Meanwhile, survey finds abortions dropping, due either to laws or contraception
The pro-life movement received two positive items of news this week, as an Associated Press survey found that the number of abortions are down throughout the country, and a federal appeals court upheld key parts of a Texas law restricting the practice.
The decision by the 5th U.S. Circuit Court of Appeals Tuesday upheld the Lone Star State’s requirements that abortion clinics meet hospital-level operating standards, AP reported. Owners of small clinics say the law requires them to spend millions of dollars to upgrade their facilities, and if they are thereby forced to close, many women will be hundreds of miles away from an abortion provider. The court said that clinics have failed to prove that the restrictions would unduly burden a "large fraction" of women.
"Abortion practitioners should have no right to operate their businesses from sub-standard facilities and with doctors who lack admitting privileges at a hospital," said Texas Attorney General Ken Paxton.
Abortions have declined in states where new laws place restrictions on obtaining one, but they’ve also declined in states where abortion laws are more liberal, the AP survey found. Nearly everywhere, it said, abortions are down since 2010:
Explanations vary. Abortion-rights advocates attribute it to expanded access to effective contraceptives and a drop in unintended pregnancies. Some foes of abortion say there has been a shift in societal attitudes, with more women choosing to carry their pregnancies to term.
Several of the states that have been most aggressive in passing anti-abortion laws — including Indiana, Missouri, Ohio, and Oklahoma — have seen their abortion numbers drop by more than 15 percent since 2010. But more liberal states such as New York, Washington and Oregon also had declines of that magnitude, even as they maintained unrestricted access to abortion.

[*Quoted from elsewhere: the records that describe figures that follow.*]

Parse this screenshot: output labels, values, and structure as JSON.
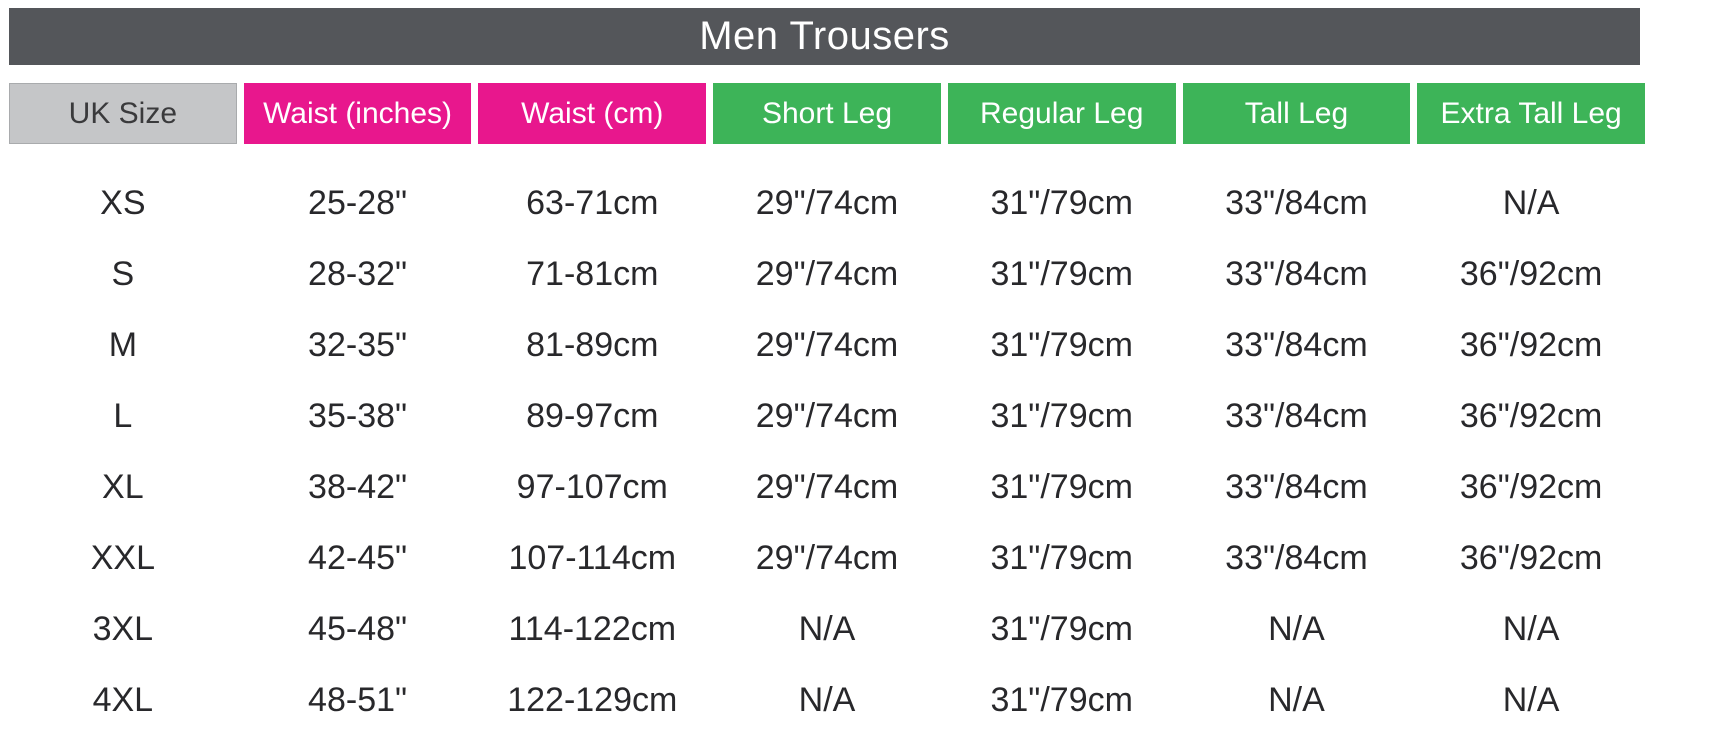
{
  "title": "Men Trousers",
  "colors": {
    "title_bar_bg": "#54565a",
    "title_text": "#ffffff",
    "uk_size_header_bg": "#c5c6c8",
    "uk_size_header_text": "#3a3a3c",
    "waist_header_bg": "#e8178d",
    "leg_header_bg": "#3db458",
    "header_text": "#ffffff",
    "body_text": "#28282b",
    "page_bg": "#ffffff"
  },
  "header_styles": [
    "gray",
    "pink",
    "pink",
    "green",
    "green",
    "green",
    "green"
  ],
  "chart_data": {
    "type": "table",
    "title": "Men Trousers",
    "columns": [
      "UK Size",
      "Waist (inches)",
      "Waist (cm)",
      "Short Leg",
      "Regular Leg",
      "Tall Leg",
      "Extra Tall Leg"
    ],
    "rows": [
      [
        "XS",
        "25-28\"",
        "63-71cm",
        "29\"/74cm",
        "31\"/79cm",
        "33\"/84cm",
        "N/A"
      ],
      [
        "S",
        "28-32\"",
        "71-81cm",
        "29\"/74cm",
        "31\"/79cm",
        "33\"/84cm",
        "36\"/92cm"
      ],
      [
        "M",
        "32-35\"",
        "81-89cm",
        "29\"/74cm",
        "31\"/79cm",
        "33\"/84cm",
        "36\"/92cm"
      ],
      [
        "L",
        "35-38\"",
        "89-97cm",
        "29\"/74cm",
        "31\"/79cm",
        "33\"/84cm",
        "36\"/92cm"
      ],
      [
        "XL",
        "38-42\"",
        "97-107cm",
        "29\"/74cm",
        "31\"/79cm",
        "33\"/84cm",
        "36\"/92cm"
      ],
      [
        "XXL",
        "42-45\"",
        "107-114cm",
        "29\"/74cm",
        "31\"/79cm",
        "33\"/84cm",
        "36\"/92cm"
      ],
      [
        "3XL",
        "45-48\"",
        "114-122cm",
        "N/A",
        "31\"/79cm",
        "N/A",
        "N/A"
      ],
      [
        "4XL",
        "48-51\"",
        "122-129cm",
        "N/A",
        "31\"/79cm",
        "N/A",
        "N/A"
      ]
    ]
  }
}
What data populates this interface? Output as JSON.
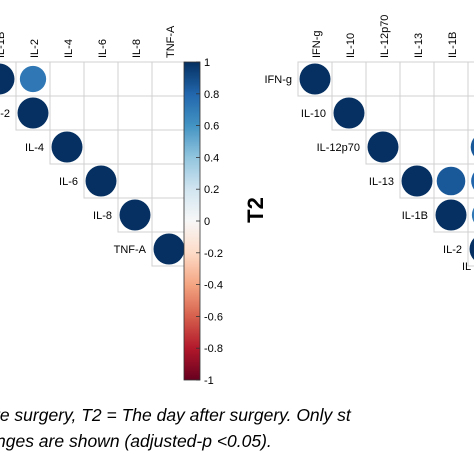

Nationwide, the AP survey showed a decrease in abortions of about 12 percent since 2010.
"There’s an entire generation of women who saw a sonogram as their first baby picture," said Charmaine Yoest, president of Americans United for Life. "There’s an increased awareness of the humanity of the baby before it is born."
AP quoted, among others, Elizabeth Nash, a state-issues expert for the Guttmacher Institute, a pro-abortion research group, who said that a total of 267 abortion restrictions have been enacted in 31 states since 2011. Among them are measures that ban most abortions after 20 weeks of pregnancy, impose hospital-like physical standards on abortion clinics, and require doctors who perform abortions at clinics to have admitting privileges at nearby hospitals.
Judy Tabar, CEO of Planned Parenthood of Southern New England, said the declines in Connecticut and Rhode Island were due in part to expanded access to long-lasting contraception methods that are now fully covered by health insurers under the federal Affordable Care Act, Medicaid expansion and other initiatives. Nationwide, Planned Parenthood — the largest abortion provider in the U.S. — says its health centers report a 91 percent increase since 2009 in the use of IUDs and contraceptive implants.